The pain was electric, a shock that cut through the strange disconnection I'd felt since getting my soul back. For a moment, everything was crystal clear, every sense heightened by adrenaline and agony.
“Cade!” Sean's voice cut through the fog beginning to form at the edges of my vision. He was at my side in an instant, one hand on my shoulder to steady me.
“I'm fine,” I lied, pressing my hand against the wound. Blood seeped between my fingers, warm and slick. The wound burned like acid, hellhound venom already working deeper.
Sean's eyes narrowed, clearly not believing me, but there was no time to argue. Another hellhound was approaching, its presence betrayed only by the faintest disturbance in the dust-filled air.
“We need to make them visible,” I said through gritted teeth, pushing past the pain. “Holy water—it might reveal them.”
Sean nodded, understanding immediately.
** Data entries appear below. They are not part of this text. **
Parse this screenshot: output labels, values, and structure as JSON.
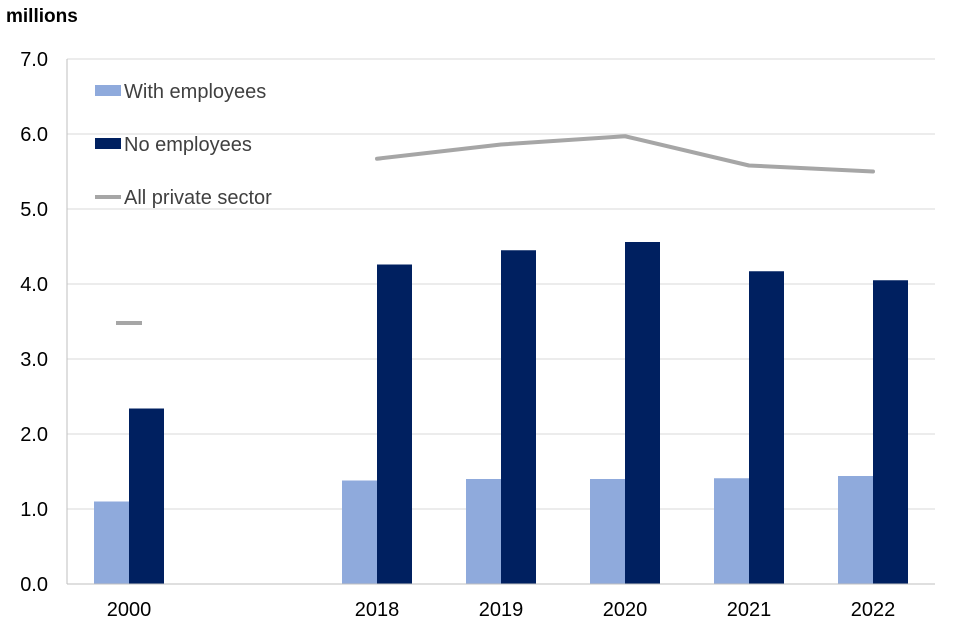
{
  "chart_data": {
    "type": "bar",
    "title": "",
    "xlabel": "",
    "ylabel": "millions",
    "ylim": [
      0,
      7
    ],
    "yticks": [
      0,
      1,
      2,
      3,
      4,
      5,
      6,
      7
    ],
    "ytick_labels": [
      "0.0",
      "1.0",
      "2.0",
      "3.0",
      "4.0",
      "5.0",
      "6.0",
      "7.0"
    ],
    "grid": true,
    "legend_position": "top-left",
    "categories": [
      "2000",
      "",
      "2018",
      "2019",
      "2020",
      "2021",
      "2022"
    ],
    "series": [
      {
        "name": "With employees",
        "type": "bar",
        "color": "#8faadc",
        "values": [
          1.1,
          null,
          1.38,
          1.4,
          1.4,
          1.41,
          1.44
        ]
      },
      {
        "name": "No employees",
        "type": "bar",
        "color": "#002060",
        "values": [
          2.34,
          null,
          4.26,
          4.45,
          4.56,
          4.17,
          4.05
        ]
      },
      {
        "name": "All private sector",
        "type": "line",
        "color": "#a6a6a6",
        "values": [
          3.48,
          null,
          5.67,
          5.86,
          5.97,
          5.58,
          5.5
        ]
      }
    ]
  }
}
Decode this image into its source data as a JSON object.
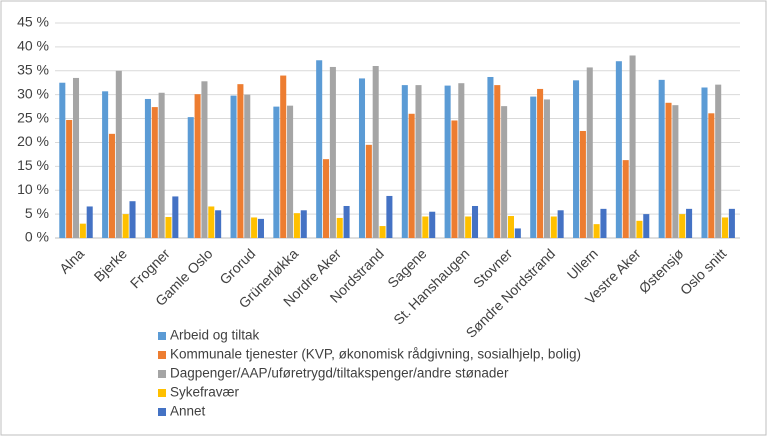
{
  "chart_data": {
    "type": "bar",
    "categories": [
      "Alna",
      "Bjerke",
      "Frogner",
      "Gamle Oslo",
      "Grorud",
      "Grünerløkka",
      "Nordre Aker",
      "Nordstrand",
      "Sagene",
      "St. Hanshaugen",
      "Stovner",
      "Søndre Nordstrand",
      "Ullern",
      "Vestre Aker",
      "Østensjø",
      "Oslo snitt"
    ],
    "series": [
      {
        "name": "Arbeid og tiltak",
        "color": "#5b9bd5",
        "values": [
          32.5,
          30.7,
          29.1,
          25.3,
          29.8,
          27.5,
          37.2,
          33.4,
          32,
          31.9,
          33.7,
          29.6,
          33,
          37,
          33.1,
          31.5
        ]
      },
      {
        "name": "Kommunale tjenester (KVP, økonomisk rådgivning, sosialhjelp, bolig)",
        "color": "#ed7d31",
        "values": [
          24.7,
          21.8,
          27.4,
          30.1,
          32.2,
          34,
          16.5,
          19.5,
          26,
          24.6,
          32,
          31.2,
          22.4,
          16.3,
          28.3,
          26.1
        ]
      },
      {
        "name": "Dagpenger/AAP/uføretrygd/tiltakspenger/andre stønader",
        "color": "#a5a5a5",
        "values": [
          33.5,
          35,
          30.4,
          32.8,
          30,
          27.7,
          35.8,
          36,
          32,
          32.4,
          27.6,
          29,
          35.7,
          38.2,
          27.8,
          32.1
        ]
      },
      {
        "name": "Sykefravær",
        "color": "#ffc000",
        "values": [
          3,
          5,
          4.4,
          6.6,
          4.3,
          5.2,
          4.2,
          2.5,
          4.5,
          4.5,
          4.6,
          4.5,
          2.9,
          3.6,
          5,
          4.3
        ]
      },
      {
        "name": "Annet",
        "color": "#4472c4",
        "values": [
          6.6,
          7.7,
          8.7,
          5.8,
          4,
          5.8,
          6.7,
          8.8,
          5.5,
          6.7,
          2,
          5.8,
          6.1,
          5,
          6.1,
          6.1
        ]
      }
    ],
    "ylim": [
      0,
      45
    ],
    "yticks": [
      {
        "value": 0,
        "label": "0 %"
      },
      {
        "value": 5,
        "label": "5 %"
      },
      {
        "value": 10,
        "label": "10 %"
      },
      {
        "value": 15,
        "label": "15 %"
      },
      {
        "value": 20,
        "label": "20 %"
      },
      {
        "value": 25,
        "label": "25 %"
      },
      {
        "value": 30,
        "label": "30 %"
      },
      {
        "value": 35,
        "label": "35 %"
      },
      {
        "value": 40,
        "label": "40 %"
      },
      {
        "value": 45,
        "label": "45 %"
      }
    ],
    "grid": true
  }
}
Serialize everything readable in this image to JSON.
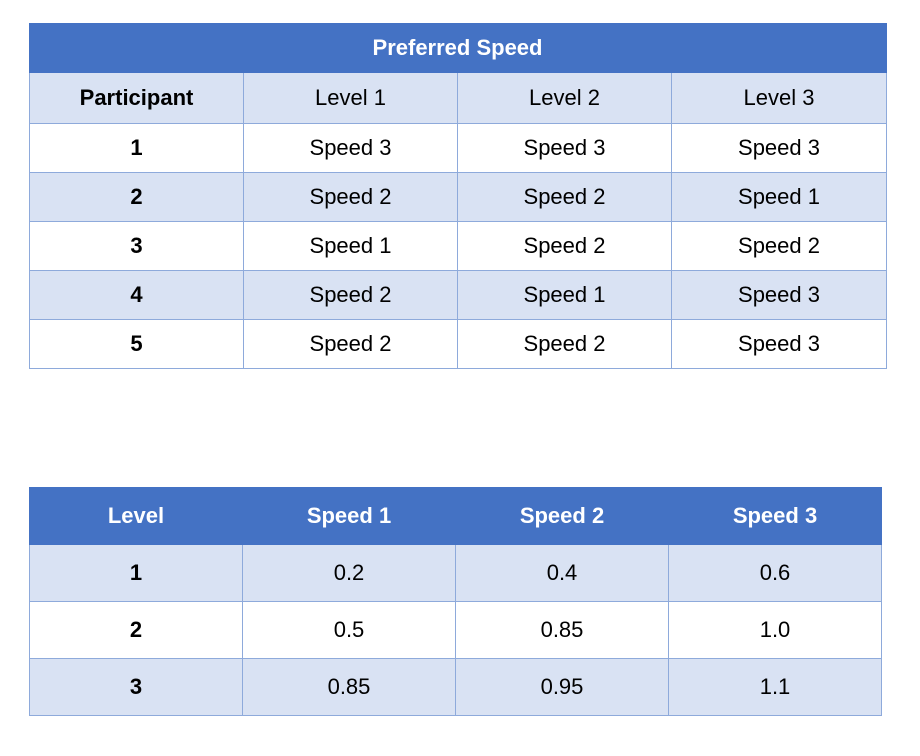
{
  "preferred_table": {
    "banner": "Preferred Speed",
    "col_first": "Participant",
    "levels": [
      "Level 1",
      "Level 2",
      "Level 3"
    ],
    "rows": [
      {
        "participant": "1",
        "values": [
          "Speed 3",
          "Speed 3",
          "Speed 3"
        ]
      },
      {
        "participant": "2",
        "values": [
          "Speed 2",
          "Speed 2",
          "Speed 1"
        ]
      },
      {
        "participant": "3",
        "values": [
          "Speed 1",
          "Speed 2",
          "Speed 2"
        ]
      },
      {
        "participant": "4",
        "values": [
          "Speed 2",
          "Speed 1",
          "Speed 3"
        ]
      },
      {
        "participant": "5",
        "values": [
          "Speed 2",
          "Speed 2",
          "Speed 3"
        ]
      }
    ]
  },
  "probability_table": {
    "header": [
      "Level",
      "Speed 1",
      "Speed 2",
      "Speed 3"
    ],
    "rows": [
      {
        "level": "1",
        "values": [
          "0.2",
          "0.4",
          "0.6"
        ]
      },
      {
        "level": "2",
        "values": [
          "0.5",
          "0.85",
          "1.0"
        ]
      },
      {
        "level": "3",
        "values": [
          "0.85",
          "0.95",
          "1.1"
        ]
      }
    ]
  },
  "colors": {
    "header_blue": "#4472c4",
    "band_light": "#d9e2f3",
    "grid_border": "#8eaadb"
  }
}
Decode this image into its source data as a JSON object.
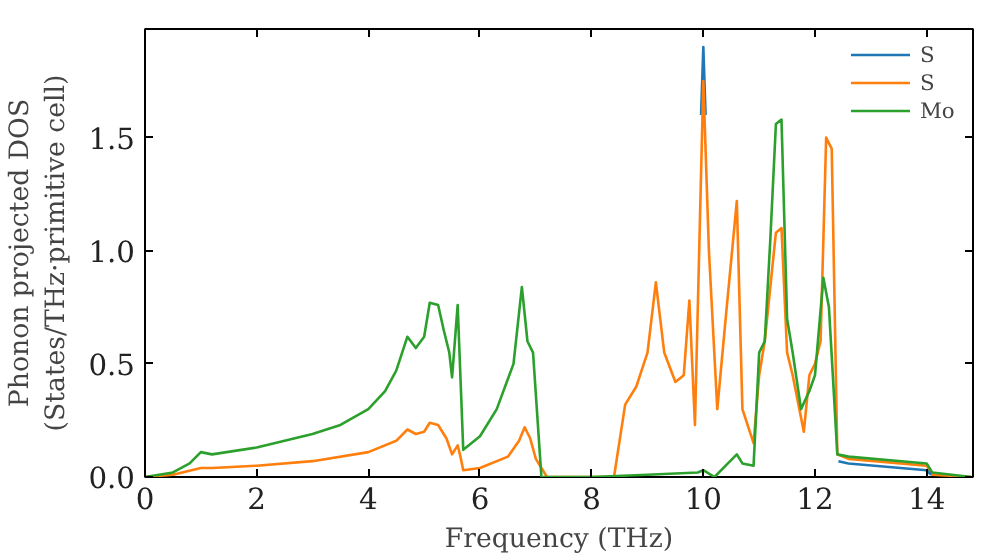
{
  "chart_data": {
    "type": "line",
    "xlabel": "Frequency (THz)",
    "ylabel": "Phonon projected DOS\n(States/THz·primitive cell)",
    "xlim": [
      0,
      14.83
    ],
    "ylim": [
      0,
      1.98
    ],
    "xticks": [
      0,
      2,
      4,
      6,
      8,
      10,
      12,
      14
    ],
    "yticks": [
      {
        "value": 0,
        "label": "0.0"
      },
      {
        "value": 0.5,
        "label": "0.5"
      },
      {
        "value": 1,
        "label": "1.0"
      },
      {
        "value": 1.5,
        "label": "1.5"
      }
    ],
    "grid": false,
    "legend": "top right",
    "marker": "none",
    "line_style": "solid",
    "x": [
      0,
      0.5,
      1.0,
      1.2,
      2,
      3,
      4,
      4.5,
      4.7,
      4.85,
      5.0,
      5.1,
      5.25,
      5.4,
      5.5,
      5.6,
      5.65,
      5.7,
      6.0,
      6.5,
      6.7,
      6.8,
      6.9,
      7.0,
      7.2,
      8.4,
      8.6,
      8.8,
      9.0,
      9.15,
      9.3,
      9.5,
      9.65,
      9.75,
      9.85,
      10.0,
      10.1,
      10.25,
      10.4,
      10.6,
      10.7,
      10.9,
      11.0,
      11.1,
      11.3,
      11.4,
      11.5,
      11.6,
      11.8,
      11.9,
      12.0,
      12.1,
      12.2,
      12.3,
      12.4,
      12.6,
      14.0,
      14.1,
      14.8
    ],
    "series": [
      {
        "name": "S",
        "color": "#1f77b4",
        "x": [
          9.96,
          10.0,
          10.04
        ],
        "values": [
          1.6,
          1.9,
          1.6
        ]
      },
      {
        "name": "S",
        "color": "#ff7f0e",
        "values": [
          0,
          0.01,
          0.04,
          0.04,
          0.05,
          0.07,
          0.11,
          0.16,
          0.21,
          0.19,
          0.2,
          0.24,
          0.23,
          0.17,
          0.1,
          0.14,
          0.09,
          0.03,
          0.04,
          0.09,
          0.16,
          0.22,
          0.17,
          0.08,
          0,
          0,
          0.32,
          0.4,
          0.55,
          0.86,
          0.55,
          0.42,
          0.45,
          0.78,
          0.23,
          1.75,
          1.0,
          0.3,
          0.7,
          1.22,
          0.3,
          0.15,
          0.45,
          0.6,
          1.08,
          1.1,
          0.55,
          0.45,
          0.2,
          0.45,
          0.5,
          0.6,
          1.5,
          1.45,
          0.1,
          0.08,
          0.05,
          0.01,
          0
        ]
      },
      {
        "name": "Mo",
        "color": "#2ca02c",
        "x": [
          0,
          0.5,
          0.8,
          1.0,
          1.2,
          2,
          3,
          3.5,
          4.0,
          4.3,
          4.5,
          4.7,
          4.85,
          5.0,
          5.1,
          5.25,
          5.35,
          5.45,
          5.5,
          5.6,
          5.7,
          6.0,
          6.3,
          6.6,
          6.75,
          6.85,
          6.95,
          7.1,
          8.0,
          9.0,
          9.9,
          10.0,
          10.2,
          10.4,
          10.6,
          10.7,
          10.9,
          11.0,
          11.1,
          11.2,
          11.3,
          11.4,
          11.5,
          11.6,
          11.75,
          11.9,
          12.0,
          12.15,
          12.25,
          12.4,
          12.6,
          14.0,
          14.1,
          14.8
        ],
        "values": [
          0,
          0.02,
          0.06,
          0.11,
          0.1,
          0.13,
          0.19,
          0.23,
          0.3,
          0.38,
          0.47,
          0.62,
          0.57,
          0.62,
          0.77,
          0.76,
          0.65,
          0.55,
          0.44,
          0.76,
          0.12,
          0.18,
          0.3,
          0.5,
          0.84,
          0.6,
          0.55,
          0,
          0,
          0.01,
          0.02,
          0.03,
          0,
          0.05,
          0.1,
          0.06,
          0.05,
          0.55,
          0.6,
          1.05,
          1.56,
          1.58,
          0.7,
          0.55,
          0.3,
          0.38,
          0.45,
          0.88,
          0.75,
          0.1,
          0.09,
          0.06,
          0.02,
          0
        ]
      },
      {
        "color": "#1f77b4",
        "x": [
          12.42,
          12.6,
          14.0,
          14.08
        ],
        "values": [
          0.07,
          0.06,
          0.03,
          0.01
        ]
      }
    ]
  }
}
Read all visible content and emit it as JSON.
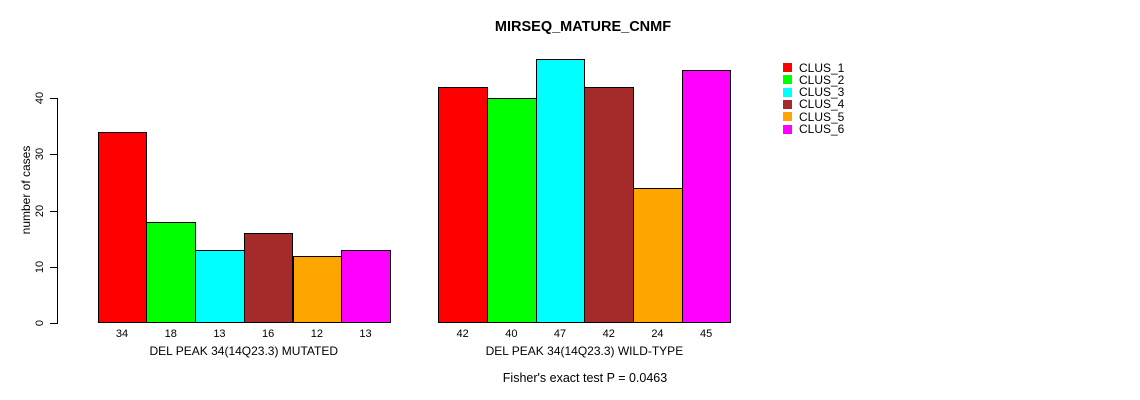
{
  "chart_data": {
    "type": "bar",
    "title": "MIRSEQ_MATURE_CNMF",
    "xlabel": "",
    "ylabel": "number of cases",
    "ylim": [
      0,
      47
    ],
    "yticks": [
      0,
      10,
      20,
      30,
      40
    ],
    "grid": false,
    "legend_position": "top-right",
    "bar_value_labels_shown": true,
    "categories": [
      "DEL PEAK 34(14Q23.3) MUTATED",
      "DEL PEAK 34(14Q23.3) WILD-TYPE"
    ],
    "series": [
      {
        "name": "CLUS_1",
        "color": "#FF0000",
        "values": [
          34,
          42
        ]
      },
      {
        "name": "CLUS_2",
        "color": "#00FF00",
        "values": [
          18,
          40
        ]
      },
      {
        "name": "CLUS_3",
        "color": "#00FFFF",
        "values": [
          13,
          47
        ]
      },
      {
        "name": "CLUS_4",
        "color": "#A52A2A",
        "values": [
          16,
          42
        ]
      },
      {
        "name": "CLUS_5",
        "color": "#FFA500",
        "values": [
          12,
          24
        ]
      },
      {
        "name": "CLUS_6",
        "color": "#FF00FF",
        "values": [
          13,
          45
        ]
      }
    ],
    "annotation": "Fisher's exact test P = 0.0463",
    "background": "#FFFFFF",
    "axis_color": "#000000"
  }
}
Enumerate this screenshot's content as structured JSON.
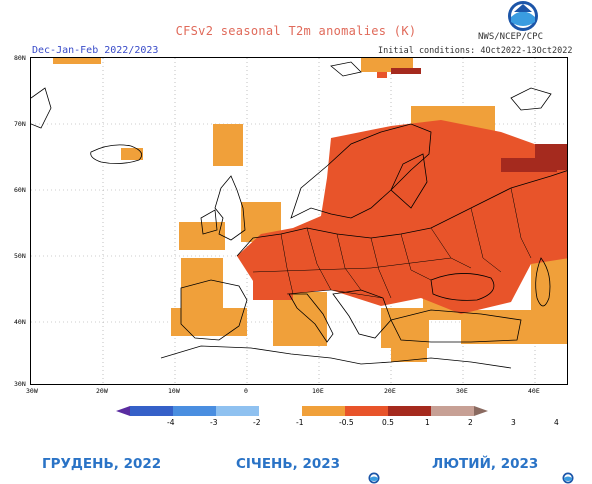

He reached into his jacket, pulling out a flask of holy water. Sterling did the same, his movements slowed by his own injury but no less determined.
“On three,” I said, readying my whip again. “One, two, three!”
Sean and Sterling flung holy water in wide arcs, the blessed liquid catching what little light filtered through the church's broken windows. For a moment, it seemed to hang suspended in the air—then it landed on something solid. Something invisible.
Where the holy water touched the hellhounds, their forms sizzled into partial visibility—patches of mottled flesh, raw and scarred, appearing like ghosts in the dimness. The creatures howled in pain, the sound so loud it rattled the few remaining intact windows.
“There!” I shouted, directing the Heavenly Lash toward the nearest partially-visible hellhound. This time, the whip found its target. Celestial energy crackled along the length of the lash as it wrapped around what felt like the hellhound's neck, connecting with unholy flesh.